Big Gaps in the Data

IQAir researchers analyze data from more than 30,000 air quality monitoring stations and sensors in 134 countries, territories and disputed regions. Some of these monitoring stations are run by government agencies, while others are overseen by nonprofit organizations, schools, private companies, and citizen scientists.

There are major gaps in ground-level air quality monitoring in Africa and the Middle East, including regions where satellite data shows some of the highest levels of air pollution on Earth.

As IQAir works to add data from more cities and countries in the coming years, “the worst may be yet to come in terms of what we’re measuring,” Dolphin Hammes said.

Wildfire Smoke: A Growing Problem

Although North America is one of the cleanest regions in the world, in 2023 wildfires burned 4% of Canada’s forests, an area roughly the size of half of Germany, and significantly impaired air quality.

Typically, the list of most polluted cities in North America is dominated by the United States.
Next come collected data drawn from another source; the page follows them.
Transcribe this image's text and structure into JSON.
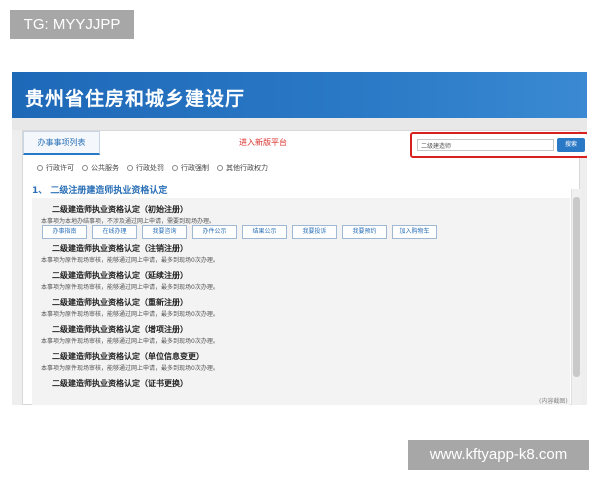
{
  "watermarks": {
    "top": "TG: MYYJJPP",
    "bottom": "www.kftyapp-k8.com"
  },
  "header": {
    "title": "贵州省住房和城乡建设厅"
  },
  "tabs": {
    "list_label": "办事事项列表",
    "new_label": "进入新版平台"
  },
  "search": {
    "value": "二级建造师",
    "button_label": "搜索"
  },
  "filters": [
    "行政许可",
    "公共服务",
    "行政处罚",
    "行政强制",
    "其他行政权力"
  ],
  "section": {
    "title": "1、 二级注册建造师执业资格认定"
  },
  "items": [
    {
      "title": "二级建造师执业资格认定（初始注册）",
      "desc": "本事项为本地办结事项，不涉及通过网上申请，需要到现场办理。"
    },
    {
      "title": "二级建造师执业资格认定（注销注册）",
      "desc": "本事项为原件现场审核，能够通过网上申请，最多到现场0次办理。"
    },
    {
      "title": "二级建造师执业资格认定（延续注册）",
      "desc": "本事项为原件现场审核，能够通过网上申请，最多到现场0次办理。"
    },
    {
      "title": "二级建造师执业资格认定（重新注册）",
      "desc": "本事项为原件现场审核，能够通过网上申请，最多到现场0次办理。"
    },
    {
      "title": "二级建造师执业资格认定（增项注册）",
      "desc": "本事项为原件现场审核，能够通过网上申请，最多到现场0次办理。"
    },
    {
      "title": "二级建造师执业资格认定（单位信息变更）",
      "desc": "本事项为原件现场审核，能够通过网上申请，最多到现场0次办理。"
    },
    {
      "title": "二级建造师执业资格认定（证书更换）",
      "desc": ""
    }
  ],
  "action_buttons": [
    "办事指南",
    "在线办理",
    "我要咨询",
    "办件公示",
    "结果公示",
    "我要投诉",
    "我要预约",
    "加入购物车"
  ],
  "footer": {
    "zoom_note": "(内容截图)"
  },
  "colors": {
    "banner": "#2a79c6",
    "accent_red": "#d9201f",
    "link_blue": "#2a6fb6"
  }
}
But last year, the top 13 positions were taken by Canadian cities, many of them in Alberta.

In the United States, cities in the Midwest and Mid-Atlantic states also received significant amounts of PM2.5 pollution from wildfire smoke moving across the border.

Risks of Short-Term Exposure

It’s not just chronic exposure to air pollution that harms people’s health.

For vulnerable people like babies and the elderly, or those with comorbidities, breathing large amounts of fine particulate matter pollution for just a few hours or days can sometimes be deadly. About one million premature deaths per year can be attributed to short-term exposure to PM2.5, according to a recent global study published in The Lancet Planetary Health.

The problem is worst in East and South Asia, as well as West Africa.

Without considering short-term exposures, “we may be underestimating the mortality burden of air pollution,” said Yuming Guo, a professor at Monash University in Melbourne, Australia, and one of the study’s authors.